General packet radio service (GPRS) is a packet oriented mobile data service on the 2G and 3G cellular communication system's global system for mobile communications (GSM). GPRS was originally standardized by European Telecommunications Standards Institute (ETSI) in response to the earlier CDPD and i-mode packet-switched cellular technologies. It is now maintained by the 3rd Generation Partnership Project (3GPP).
GPRS usage is typically charged based on volume of data. This contrasts with circuit switching data, which is typically billed per minute of connection time, regardless of whether or not the user transfers data during that period.
GPRS data is typically supplied either as part of a bundle (e.g., 5 GB per month for a fixed fee) or on a pay-as-you-use basis. Usage above the bundle cap is either charged per megabyte or disallowed. The pay-as-you-use charging is typically per megabyte of traffic.

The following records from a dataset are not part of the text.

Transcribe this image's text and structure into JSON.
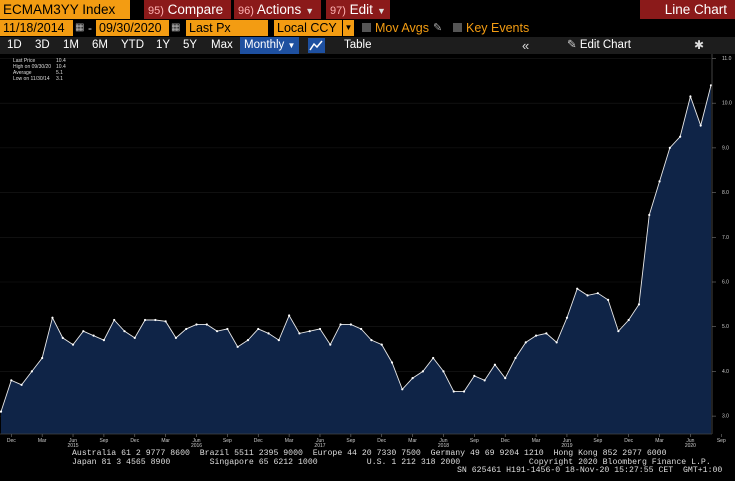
{
  "header": {
    "ticker": "ECMAM3YY Index",
    "compare_num": "95)",
    "compare_label": "Compare",
    "actions_num": "96)",
    "actions_label": "Actions",
    "edit_num": "97)",
    "edit_label": "Edit",
    "chart_type": "Line Chart"
  },
  "controls": {
    "start_date": "11/18/2014",
    "end_date": "09/30/2020",
    "field": "Last Px",
    "currency": "Local CCY",
    "mov_avgs": "Mov Avgs",
    "key_events": "Key Events"
  },
  "toolbar": {
    "periods": [
      "1D",
      "3D",
      "1M",
      "6M",
      "YTD",
      "1Y",
      "5Y",
      "Max"
    ],
    "frequency": "Monthly",
    "table": "Table",
    "edit_chart": "Edit Chart"
  },
  "legend": {
    "last_price": "Last Price",
    "last_price_val": "10.4",
    "high": "High on 09/30/20",
    "high_val": "10.4",
    "average": "Average",
    "average_val": "5.1",
    "low": "Low on 11/30/14",
    "low_val": "3.1"
  },
  "chart_data": {
    "type": "area",
    "frequency": "monthly",
    "colors": {
      "line": "#e8e8e8",
      "fill": "#0f2447",
      "background": "#000000"
    },
    "y_axis": {
      "ticks": [
        "3.0",
        "4.0",
        "5.0",
        "6.0",
        "7.0",
        "8.0",
        "9.0",
        "10.0",
        "11.0"
      ],
      "range": [
        2.6,
        11.1
      ],
      "position": "right"
    },
    "x_axis": {
      "month_ticks": [
        "Dec",
        "Mar",
        "Jun",
        "Sep",
        "Dec",
        "Mar",
        "Jun",
        "Sep",
        "Dec",
        "Mar",
        "Jun",
        "Sep",
        "Dec",
        "Mar",
        "Jun",
        "Sep",
        "Dec",
        "Mar",
        "Jun",
        "Sep",
        "Dec",
        "Mar",
        "Jun",
        "Sep"
      ],
      "year_labels": [
        "2015",
        "2016",
        "2017",
        "2018",
        "2019",
        "2020"
      ]
    },
    "series": [
      {
        "values": [
          3.1,
          3.8,
          3.7,
          4.0,
          4.3,
          5.2,
          4.75,
          4.6,
          4.9,
          4.8,
          4.7,
          5.15,
          4.9,
          4.75,
          5.15,
          5.15,
          5.12,
          4.75,
          4.95,
          5.05,
          5.05,
          4.9,
          4.95,
          4.55,
          4.7,
          4.95,
          4.85,
          4.7,
          5.25,
          4.85,
          4.9,
          4.95,
          4.6,
          5.05,
          5.05,
          4.95,
          4.7,
          4.6,
          4.2,
          3.6,
          3.85,
          4.0,
          4.3,
          4.0,
          3.55,
          3.55,
          3.9,
          3.8,
          4.15,
          3.85,
          4.3,
          4.65,
          4.8,
          4.85,
          4.65,
          5.2,
          5.85,
          5.7,
          5.75,
          5.6,
          4.9,
          5.15,
          5.5,
          7.5,
          8.25,
          9.0,
          9.25,
          10.15,
          9.5,
          10.4
        ]
      }
    ]
  },
  "footer": {
    "line1": "Australia 61 2 9777 8600  Brazil 5511 2395 9000  Europe 44 20 7330 7500  Germany 49 69 9204 1210  Hong Kong 852 2977 6000",
    "line2": "Japan 81 3 4565 8900        Singapore 65 6212 1000          U.S. 1 212 318 2000              Copyright 2020 Bloomberg Finance L.P.",
    "line3": "SN 625461 H191-1456-0 18-Nov-20 15:27:55 CET  GMT+1:00"
  }
}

GPRS is a best-effort service, implying variable throughput and latency that depend on the number of other users sharing the service concurrently, as opposed to circuit switching, where a certain quality of service (QoS) is guaranteed during the connection. In 2G systems, GPRS provides data rates of 56–114 kbit/second. 2G cellular technology combined with GPRS is sometimes described as 2.5G, that is, a technology between the second (2G) and third (3G) generations of mobile telephony. It provides moderate-speed data transfer, by using unused time division multiple access (TDMA) channels in, for example, the GSM system. GPRS is integrated into GSM Release 97 and newer releases.